Haddo House Aberdeen. N. B.

J’ajoute que les nouvelles de Naples sont bonnes. Personne n’y veut plus de la Constitution. Le Roi veut cependant maintenir ce qu'il a octroyé et promis, mais si la montagne demandait davantage, il retirerait tout. En Sicile la réaction est très prononcée partout, moins Palerme et là seulement les grands Seigneurs encore récalcitrants. Ludolf a fait beaucoup d’efforts pour tirer de Lord Palmerston ce qu’il fait là de sa flotte, & s’il compte s'opposer ou non à l’expédition napolitaine. Palmerston a constamment éludé, & dit qu'il n’avait aucune réponse à donner sur ce point. Disraeli fera après demain une revue générale de la session pour attaquer le ministère. Lord John reste pour y répondre. Il part le lendemain. Deux heures. Voici votre lettre pleine d’excellents raisonnements. Je reçois aussi les journaux et je vois que l'Assemblée n'a pas voulu poursuivre les deux membres accusés sur les événements de Juin. Quelle poltronnerie ! Pas évidemment Cavaignac allait jusque-là. Que pensez vous donc de ce dénouement ? Je trouve que c’est lâche. Le jury est capable de les absoudre. Je viens de lire le passage du discours de Ledru-Rollin qui s'adresse à Thiers, Odillon Barrot, & & C'est très bien, et cela pouvait une même être encore plus fort. Envoyez, je vous prie mes deux premières feuilles à Lord Aberdeen. Je trouve parfait ce que vous avez envoyé à d’Haussonville. Je le garde soigneusement.
Quel plaisir de penser à Samedi. Dites-moi à quelle heure vous viendrez.

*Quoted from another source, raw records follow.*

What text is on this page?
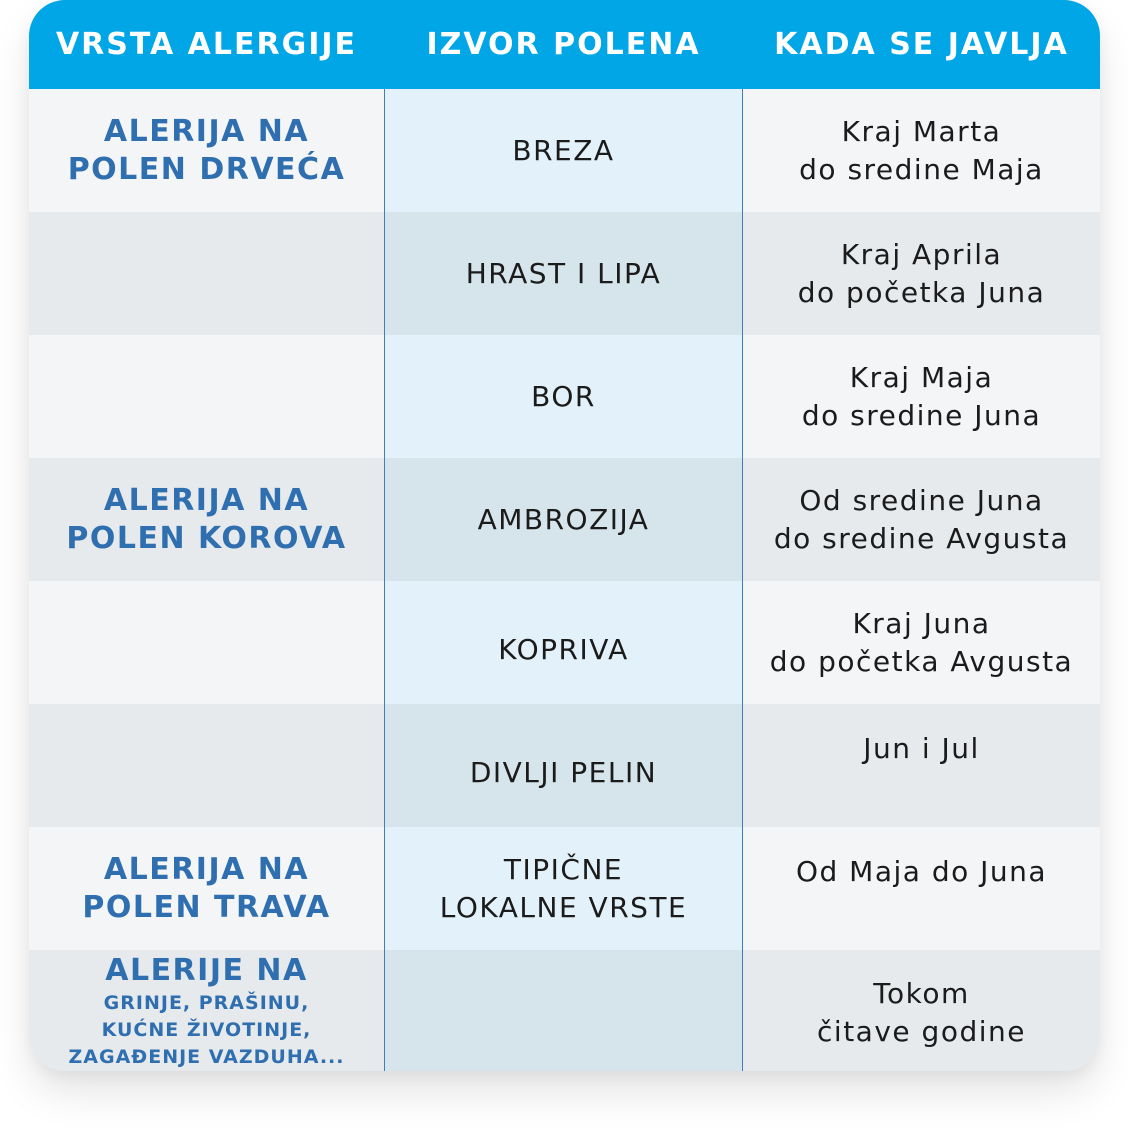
VRSTA ALERGIJE	IZVOR POLENA	KADA SE JAVLJA
ALERIJA NA
POLEN DRVEĆA
BREZA
Kraj Marta
do sredine Maja
HRAST I LIPA
Kraj Aprila
do početka Juna
BOR
Kraj Maja
do sredine Juna
ALERIJA NA
POLEN KOROVA
AMBROZIJA
Od sredine Juna
do sredine Avgusta
KOPRIVA
Kraj Juna
do početka Avgusta
DIVLJI PELIN
Jun i Jul
ALERIJA NA
POLEN TRAVA
TIPIČNE
LOKALNE VRSTE
Od Maja do Juna
ALERIJE NA
GRINJE, PRAŠINU,
KUĆNE ŽIVOTINJE,
ZAGAĐENJE VAZDUHA...
Tokom
čitave godine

Sera-ce le matin ? Pour dîner ? Je veux savoir d'avance pour me réjouir d’avance Adieu. Adieu. J’ai écrit au duc de Noailles pour lui dire que vous seriez de retour le 1 ou le 2. Morney va aujourd’hui en Ecosse pour chasser. Flahaut reste à Londres. La femme part pour l'Ecosse aussi. J'essayerai d’apprendre quelque chose her [?]. Adieu. Adieu.